A House committee killed off a bill which would make it easier for Floridians to claim self defense in Stand Your Ground cases on Tuesday, leaving the bill’s future up in the air.
The bill was stalled by a 6-6 vote, with two Republicans -- Reps. Charles Van Zant, R-Keystone Heights and House Subcommittee Chair Carlos Trujillo, R-Miami -- joining four Democrats to vote against the measure.
The legislation, sponsored by Rep. Dennis Baxley, R-Ocala, would shift the “burden of proof” for Stand Your Ground cases, and give defendants more protection from prosecution by requiring prosecutors to prove “beyond a reasonable doubt” whether a defendant is entitled to immunity at a pretrial hearing in order to disprove a claim of self-defense immunity.

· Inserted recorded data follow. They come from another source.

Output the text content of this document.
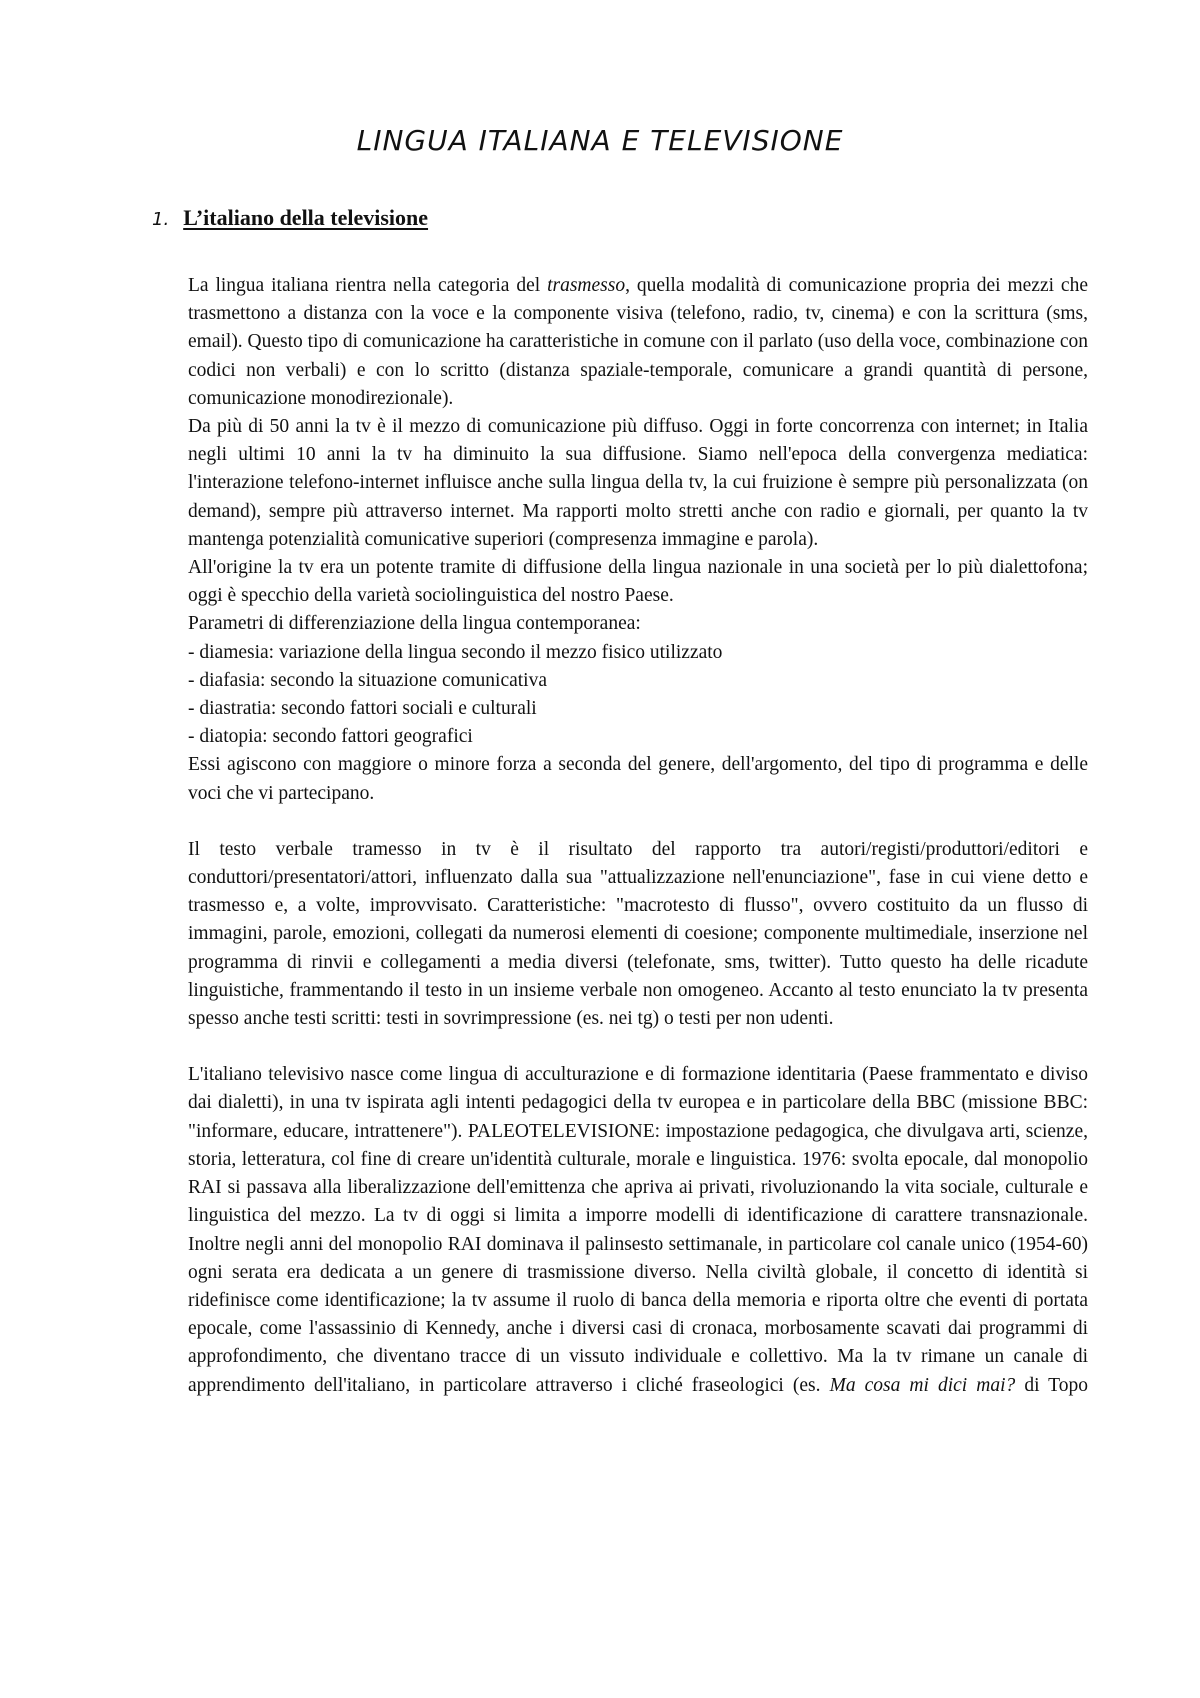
LINGUA ITALIANA E TELEVISIONE
1. L’italiano della televisione

La lingua italiana rientra nella categoria del trasmesso, quella modalità di comunicazione propria dei mezzi che trasmettono a distanza con la voce e la componente visiva (telefono, radio, tv, cinema) e con la scrittura (sms, email). Questo tipo di comunicazione ha caratteristiche in comune con il parlato (uso della voce, combinazione con codici non verbali) e con lo scritto (distanza spaziale-temporale, comunicare a grandi quantità di persone, comunicazione monodirezionale).

Da più di 50 anni la tv è il mezzo di comunicazione più diffuso. Oggi in forte concorrenza con internet; in Italia negli ultimi 10 anni la tv ha diminuito la sua diffusione. Siamo nell'epoca della convergenza mediatica: l'interazione telefono-internet influisce anche sulla lingua della tv, la cui fruizione è sempre più personalizzata (on demand), sempre più attraverso internet. Ma rapporti molto stretti anche con radio e giornali, per quanto la tv mantenga potenzialità comunicative superiori (compresenza immagine e parola).

All'origine la tv era un potente tramite di diffusione della lingua nazionale in una società per lo più dialettofona; oggi è specchio della varietà sociolinguistica del nostro Paese.

Parametri di differenziazione della lingua contemporanea:

- diamesia: variazione della lingua secondo il mezzo fisico utilizzato

- diafasia: secondo la situazione comunicativa

- diastratia: secondo fattori sociali e culturali

- diatopia: secondo fattori geografici

Essi agiscono con maggiore o minore forza a seconda del genere, dell'argomento, del tipo di programma e delle voci che vi partecipano.

Il testo verbale tramesso in tv è il risultato del rapporto tra autori/registi/produttori/editori e conduttori/presentatori/attori, influenzato dalla sua "attualizzazione nell'enunciazione", fase in cui viene detto e trasmesso e, a volte, improvvisato. Caratteristiche: "macrotesto di flusso", ovvero costituito da un flusso di immagini, parole, emozioni, collegati da numerosi elementi di coesione; componente multimediale, inserzione nel programma di rinvii e collegamenti a media diversi (telefonate, sms, twitter). Tutto questo ha delle ricadute linguistiche, frammentando il testo in un insieme verbale non omogeneo. Accanto al testo enunciato la tv presenta spesso anche testi scritti: testi in sovrimpressione (es. nei tg) o testi per non udenti.

L'italiano televisivo nasce come lingua di acculturazione e di formazione identitaria (Paese frammentato e diviso dai dialetti), in una tv ispirata agli intenti pedagogici della tv europea e in particolare della BBC (missione BBC: "informare, educare, intrattenere"). PALEOTELEVISIONE: impostazione pedagogica, che divulgava arti, scienze, storia, letteratura, col fine di creare un'identità culturale, morale e linguistica. 1976: svolta epocale, dal monopolio RAI si passava alla liberalizzazione dell'emittenza che apriva ai privati, rivoluzionando la vita sociale, culturale e linguistica del mezzo. La tv di oggi si limita a imporre modelli di identificazione di carattere transnazionale. Inoltre negli anni del monopolio RAI dominava il palinsesto settimanale, in particolare col canale unico (1954-60) ogni serata era dedicata a un genere di trasmissione diverso. Nella civiltà globale, il concetto di identità si ridefinisce come identificazione; la tv assume il ruolo di banca della memoria e riporta oltre che eventi di portata epocale, come l'assassinio di Kennedy, anche i diversi casi di cronaca, morbosamente scavati dai programmi di approfondimento, che diventano tracce di un vissuto individuale e collettivo. Ma la tv rimane un canale di apprendimento dell'italiano, in particolare attraverso i cliché fraseologici (es. Ma cosa mi dici mai? di Topo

Rep. Trujillo said he understood the plight of those who need to use their firearms for self-defense.
The Florida Supreme Court ruled defendants using “Stand Your Ground” as their defense have the burden of proof that they should not be prosecuted. Stand Your Ground cases generally contain pretrial evidentiary hearings to determine whether or not a defendant is immune from prosecution.
Baxley’s bill gathered strong support from the National Rifle Association, which said the legislation was important for gun owners protecting themselves.
“If you own a gun and you ever have to use it to protect yourself or your family and -- you think, because of the Castle Doctrine/Stand Your Ground law, that the law is on your side, think again,” NRA lobbyist and former president Marion Hammer wrote in an email to members. “The Legislature gave you protection in 2005, but prosecutors and the courts have taken it away.”
Despite the bill’s early end, Hammer didn’t seem deterred from the possibility of the legislation making a return in the future, saying the bill would be back until it passed.
The Senate companion bill is set to be heard in the Senate Appropriations Subcommittee on Criminal Justice Wednesday.
After a bill dies in a House committee, it’s up to the Senate committee chair whether the companion bill will be heard or not.
Sen. Greg Evers, R-Baker, has been a staunch advocate of “Stand Your Ground” reforms, pushing a bill which would make Floridians firing a “warning shot” immune from the 10-20-Life provision in the Sunshine State.
The bill’s future is dim, but it’s not totally crossed out just yet. There’s still a possibility the legislation could be revived in the House and thrown into a package of different bills and ultimately pass, though it would be difficult to reach that point.
The Senate Appropriations Subcommittee on Criminal Justice meets Wednesday at 10 a.m.